Swimming with purpose
With a great support team behind him, Donaldson undertook the Oceans Seven after suffering depression following a relationship breakdown and burnout at work. He says that chartered accountants should be aware of their mental health and never be shy about tapping into others.
“It’s never just one person. There are always people around to help you in life,” he says.
“I’d say that’s been the core learning from all of this. You can’t do it alone; it’s infinitely better if you work together.”
Donaldson is aiming to raise A$100,000 for the Black Dog Institute from his epic feat, with donations still coming in. One of his biggest cheer squads is the West Australian office of Chartered Accountants Australia and New Zealand, which has raised more than A$7600 so far.

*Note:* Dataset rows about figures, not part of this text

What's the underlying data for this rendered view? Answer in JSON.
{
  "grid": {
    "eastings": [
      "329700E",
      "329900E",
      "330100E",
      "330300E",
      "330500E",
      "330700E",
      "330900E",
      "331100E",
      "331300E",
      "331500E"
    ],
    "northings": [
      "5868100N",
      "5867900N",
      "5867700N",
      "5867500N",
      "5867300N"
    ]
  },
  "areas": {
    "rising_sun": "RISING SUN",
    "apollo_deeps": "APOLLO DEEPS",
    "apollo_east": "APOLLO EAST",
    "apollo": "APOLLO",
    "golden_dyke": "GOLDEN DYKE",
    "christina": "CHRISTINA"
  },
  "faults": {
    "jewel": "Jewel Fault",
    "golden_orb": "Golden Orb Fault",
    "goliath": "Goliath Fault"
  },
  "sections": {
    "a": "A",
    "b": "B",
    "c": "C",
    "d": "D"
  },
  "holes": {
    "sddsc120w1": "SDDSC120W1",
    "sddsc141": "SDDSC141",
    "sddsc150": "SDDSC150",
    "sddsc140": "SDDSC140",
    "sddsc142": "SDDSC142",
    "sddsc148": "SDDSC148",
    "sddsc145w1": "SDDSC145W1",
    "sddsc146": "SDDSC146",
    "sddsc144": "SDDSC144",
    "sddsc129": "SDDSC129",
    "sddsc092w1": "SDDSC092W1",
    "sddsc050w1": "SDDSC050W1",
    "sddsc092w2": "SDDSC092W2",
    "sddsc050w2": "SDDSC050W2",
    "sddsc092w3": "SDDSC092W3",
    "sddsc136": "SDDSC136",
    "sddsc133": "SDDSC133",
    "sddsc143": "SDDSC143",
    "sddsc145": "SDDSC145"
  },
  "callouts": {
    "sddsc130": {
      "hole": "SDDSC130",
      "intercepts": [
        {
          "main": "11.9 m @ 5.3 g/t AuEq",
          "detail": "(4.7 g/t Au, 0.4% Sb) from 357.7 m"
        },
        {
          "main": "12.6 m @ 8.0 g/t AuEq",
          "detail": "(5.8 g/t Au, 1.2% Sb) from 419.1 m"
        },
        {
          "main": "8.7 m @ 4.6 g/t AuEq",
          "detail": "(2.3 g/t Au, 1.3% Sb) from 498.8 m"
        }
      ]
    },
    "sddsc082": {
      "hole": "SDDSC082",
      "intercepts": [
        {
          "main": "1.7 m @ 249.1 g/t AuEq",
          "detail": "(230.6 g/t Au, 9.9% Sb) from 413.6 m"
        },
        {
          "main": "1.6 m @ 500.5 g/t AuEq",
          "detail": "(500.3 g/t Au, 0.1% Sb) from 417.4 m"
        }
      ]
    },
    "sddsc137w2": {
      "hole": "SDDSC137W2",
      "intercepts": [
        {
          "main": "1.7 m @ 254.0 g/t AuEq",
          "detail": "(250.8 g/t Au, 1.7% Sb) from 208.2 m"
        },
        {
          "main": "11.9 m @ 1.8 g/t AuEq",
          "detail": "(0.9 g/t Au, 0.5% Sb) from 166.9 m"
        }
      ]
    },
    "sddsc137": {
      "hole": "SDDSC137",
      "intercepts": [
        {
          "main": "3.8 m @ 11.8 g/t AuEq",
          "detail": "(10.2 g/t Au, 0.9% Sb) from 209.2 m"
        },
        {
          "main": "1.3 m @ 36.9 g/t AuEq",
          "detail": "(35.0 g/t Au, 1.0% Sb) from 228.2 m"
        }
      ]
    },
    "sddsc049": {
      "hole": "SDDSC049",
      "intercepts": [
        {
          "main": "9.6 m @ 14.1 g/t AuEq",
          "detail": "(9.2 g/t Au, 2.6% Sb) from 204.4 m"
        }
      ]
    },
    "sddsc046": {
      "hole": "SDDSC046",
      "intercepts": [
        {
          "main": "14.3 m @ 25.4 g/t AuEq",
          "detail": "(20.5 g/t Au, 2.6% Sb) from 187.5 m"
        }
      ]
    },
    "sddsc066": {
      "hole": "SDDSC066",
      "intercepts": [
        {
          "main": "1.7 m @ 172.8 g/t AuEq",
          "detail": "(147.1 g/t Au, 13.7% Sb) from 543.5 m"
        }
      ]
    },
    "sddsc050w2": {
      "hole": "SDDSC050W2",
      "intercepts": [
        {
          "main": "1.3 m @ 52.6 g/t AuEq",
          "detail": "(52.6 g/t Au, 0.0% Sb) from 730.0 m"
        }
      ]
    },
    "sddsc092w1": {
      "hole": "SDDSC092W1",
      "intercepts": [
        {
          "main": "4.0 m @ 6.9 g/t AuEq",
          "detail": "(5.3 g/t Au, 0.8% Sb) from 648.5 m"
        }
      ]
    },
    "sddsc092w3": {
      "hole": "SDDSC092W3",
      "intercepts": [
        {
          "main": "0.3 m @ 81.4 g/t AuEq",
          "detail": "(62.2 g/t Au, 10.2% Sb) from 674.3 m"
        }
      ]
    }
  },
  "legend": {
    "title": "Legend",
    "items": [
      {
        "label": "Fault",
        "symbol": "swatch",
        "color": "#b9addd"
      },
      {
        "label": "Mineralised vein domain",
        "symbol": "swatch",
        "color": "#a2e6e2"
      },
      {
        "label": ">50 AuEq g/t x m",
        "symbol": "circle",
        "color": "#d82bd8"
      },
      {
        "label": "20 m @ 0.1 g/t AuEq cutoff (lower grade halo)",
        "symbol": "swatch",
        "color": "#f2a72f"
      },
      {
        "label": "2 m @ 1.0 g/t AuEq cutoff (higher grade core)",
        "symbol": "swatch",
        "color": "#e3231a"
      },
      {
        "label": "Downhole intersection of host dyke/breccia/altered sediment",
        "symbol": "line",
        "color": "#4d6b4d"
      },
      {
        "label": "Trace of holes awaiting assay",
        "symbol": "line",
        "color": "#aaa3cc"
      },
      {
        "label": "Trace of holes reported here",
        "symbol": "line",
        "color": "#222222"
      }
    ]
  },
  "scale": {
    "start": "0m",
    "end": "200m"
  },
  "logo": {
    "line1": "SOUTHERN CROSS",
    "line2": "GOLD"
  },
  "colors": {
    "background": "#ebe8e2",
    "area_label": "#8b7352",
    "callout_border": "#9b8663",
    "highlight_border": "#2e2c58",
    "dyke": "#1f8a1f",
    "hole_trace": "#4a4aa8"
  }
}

“We had a charity fundraiser quiz night,’ says Donaldson. “It was a very successful night and I’m very grateful for all their encouragement and support over this journey.”
Back in the water
So, what’s next?
“I’ll probably take a couple of weeks off, and maybe just do some other things to stay active and fit,” says Donaldson.
But he’s aiming to be back in the water by the start of September and is due to take part in a charity swim later in the year.
Would he ever do something like the Oceans Seven again?
“I think it depends on the purpose why,” he says. “I’m not motivated that much by accolades or records, or money. It’s got to have some bigger purpose or cause to support. I enjoy swimming and will continue to support causes close to my heart.”
You can find out more about Andrew’s Oceans Seven swims and support the project with a donation to the Black Dog Institute.
Andrew Donaldson CA’s Oceans Seven swim challenge:
1. English Channel, 33km, 8 hours, August 2022 – British record
2. North Channel, 34.5km, 9 hours 13 minutes, September 2022 – British record
3. Cook Strait, 22km, 4 hours 33 minutes, March 2023 – world record
4. Molokai Channel, 43km, 15 hours 52 minutes, April 2023
5. Strait of Gibraltar, 14.5km, 2 hours 56 minutes, May 2023 – British record
6. Catalina Channel, 32km, 9 hours 22 minutes, July 2023 – British record
7. Tsugaru Strait, 19.5km, 13 hours 14 minutes, July 2023.